Service hotel / residence

This investment covers temporary accommodation for patients, companions and visiting physicians. It supports medical-tourism logistics, longer stays, better scheduling reliability, easier repeat dosing and a smoother overall patient experience. On a standalone basis it may look less attractive than the clinic, but as a linked asset it can materially improve conversion, adherence, occupancy planning and companion spend.

Tissue bank / cryostorage expansion

This line represents storage and handling infrastructure for donor tissue flows, cryogenic preservation, chain of custody and repeat-access biology. Its strategic importance is that it can support repeat dosing pathways, long-term patient relationships and better logistical readiness. It also strengthens the platform position for partners involved in tissue sourcing, storage and controlled release.

Research / data node

This is the evidence and learning layer. It includes anonymized data handling, outcome tracking, publication support, registry-building and protocol learning. It improves scientific credibility, partner confidence and long-term market education. It may not be the fastest standalone payback line, but it can raise trust, support compliant information campaigns and improve the quality of commercial conversations.
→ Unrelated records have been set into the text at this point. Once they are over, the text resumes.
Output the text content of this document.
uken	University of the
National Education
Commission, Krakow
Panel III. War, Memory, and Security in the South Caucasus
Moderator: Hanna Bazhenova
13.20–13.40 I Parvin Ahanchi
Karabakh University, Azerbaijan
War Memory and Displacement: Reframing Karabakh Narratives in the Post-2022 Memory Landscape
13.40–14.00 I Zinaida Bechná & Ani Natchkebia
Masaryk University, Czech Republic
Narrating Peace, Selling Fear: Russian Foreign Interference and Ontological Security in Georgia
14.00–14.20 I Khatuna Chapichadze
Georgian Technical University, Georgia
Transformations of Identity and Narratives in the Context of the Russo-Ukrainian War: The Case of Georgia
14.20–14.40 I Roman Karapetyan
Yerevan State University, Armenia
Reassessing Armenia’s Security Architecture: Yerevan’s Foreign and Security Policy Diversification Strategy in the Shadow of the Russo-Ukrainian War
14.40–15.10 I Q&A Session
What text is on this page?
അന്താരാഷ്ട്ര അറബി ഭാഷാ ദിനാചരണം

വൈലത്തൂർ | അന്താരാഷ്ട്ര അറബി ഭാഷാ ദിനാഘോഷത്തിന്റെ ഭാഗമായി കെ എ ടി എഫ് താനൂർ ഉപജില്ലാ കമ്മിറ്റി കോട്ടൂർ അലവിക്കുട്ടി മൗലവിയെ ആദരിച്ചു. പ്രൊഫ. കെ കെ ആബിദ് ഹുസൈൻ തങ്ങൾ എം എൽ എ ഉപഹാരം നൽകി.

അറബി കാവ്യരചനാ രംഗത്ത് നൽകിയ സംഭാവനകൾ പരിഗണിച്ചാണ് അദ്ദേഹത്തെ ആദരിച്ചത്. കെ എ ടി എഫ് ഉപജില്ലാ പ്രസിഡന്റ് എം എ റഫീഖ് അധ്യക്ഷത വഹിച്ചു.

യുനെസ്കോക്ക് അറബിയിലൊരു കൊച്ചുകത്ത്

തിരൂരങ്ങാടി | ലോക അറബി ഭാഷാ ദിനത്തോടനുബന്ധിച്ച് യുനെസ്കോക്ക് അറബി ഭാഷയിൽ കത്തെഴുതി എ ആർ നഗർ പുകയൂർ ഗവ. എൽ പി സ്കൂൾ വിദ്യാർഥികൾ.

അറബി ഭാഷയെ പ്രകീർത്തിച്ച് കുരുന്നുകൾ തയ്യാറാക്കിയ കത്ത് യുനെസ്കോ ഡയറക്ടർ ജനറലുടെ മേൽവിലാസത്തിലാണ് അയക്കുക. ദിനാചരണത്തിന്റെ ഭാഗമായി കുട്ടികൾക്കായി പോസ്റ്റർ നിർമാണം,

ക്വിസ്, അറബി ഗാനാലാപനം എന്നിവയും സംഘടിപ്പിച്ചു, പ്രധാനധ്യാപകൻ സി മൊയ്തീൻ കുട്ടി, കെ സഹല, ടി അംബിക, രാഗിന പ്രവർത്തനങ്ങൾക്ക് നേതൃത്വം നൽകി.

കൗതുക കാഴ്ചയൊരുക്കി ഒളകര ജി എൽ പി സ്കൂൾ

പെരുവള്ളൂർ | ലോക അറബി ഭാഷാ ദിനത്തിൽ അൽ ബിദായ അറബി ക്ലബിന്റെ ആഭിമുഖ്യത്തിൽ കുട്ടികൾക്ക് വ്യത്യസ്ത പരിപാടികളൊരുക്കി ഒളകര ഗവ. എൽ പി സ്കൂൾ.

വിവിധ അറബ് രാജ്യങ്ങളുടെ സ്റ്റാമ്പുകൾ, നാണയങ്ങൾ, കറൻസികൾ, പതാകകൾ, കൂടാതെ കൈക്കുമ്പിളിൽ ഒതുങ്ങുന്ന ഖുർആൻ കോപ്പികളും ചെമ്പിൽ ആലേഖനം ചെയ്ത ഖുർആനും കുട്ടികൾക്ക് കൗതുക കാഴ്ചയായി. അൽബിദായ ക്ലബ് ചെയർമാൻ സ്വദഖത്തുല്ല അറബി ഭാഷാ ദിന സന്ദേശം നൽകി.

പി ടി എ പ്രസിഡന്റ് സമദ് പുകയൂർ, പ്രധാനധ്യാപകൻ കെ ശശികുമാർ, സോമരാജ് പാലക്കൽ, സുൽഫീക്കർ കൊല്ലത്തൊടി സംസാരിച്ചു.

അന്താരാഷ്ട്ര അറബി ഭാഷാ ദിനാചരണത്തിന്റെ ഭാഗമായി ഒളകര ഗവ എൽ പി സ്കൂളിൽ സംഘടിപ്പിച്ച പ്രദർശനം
Patient acquisition platform

This is the market-facing B2B engine that brings qualified demand into the system. It can include country-specific acquisition partners, reputation operators, educational funnels, physician-referral development and pre-screening flow. In practice, it is one of the most important utilization drivers, because even the best clinic underperforms if qualified patients do not enter the funnel.

Concierge & medical-tourism platform

This layer converts interest into real arrivals. It covers travel planning, local transport, translation, temporary housing coordination, appointment synchronization and patient logistics before, during and after the visit. In commercial terms, this investment reduces show-up risk, lowers friction and helps international patients complete the treatment journey.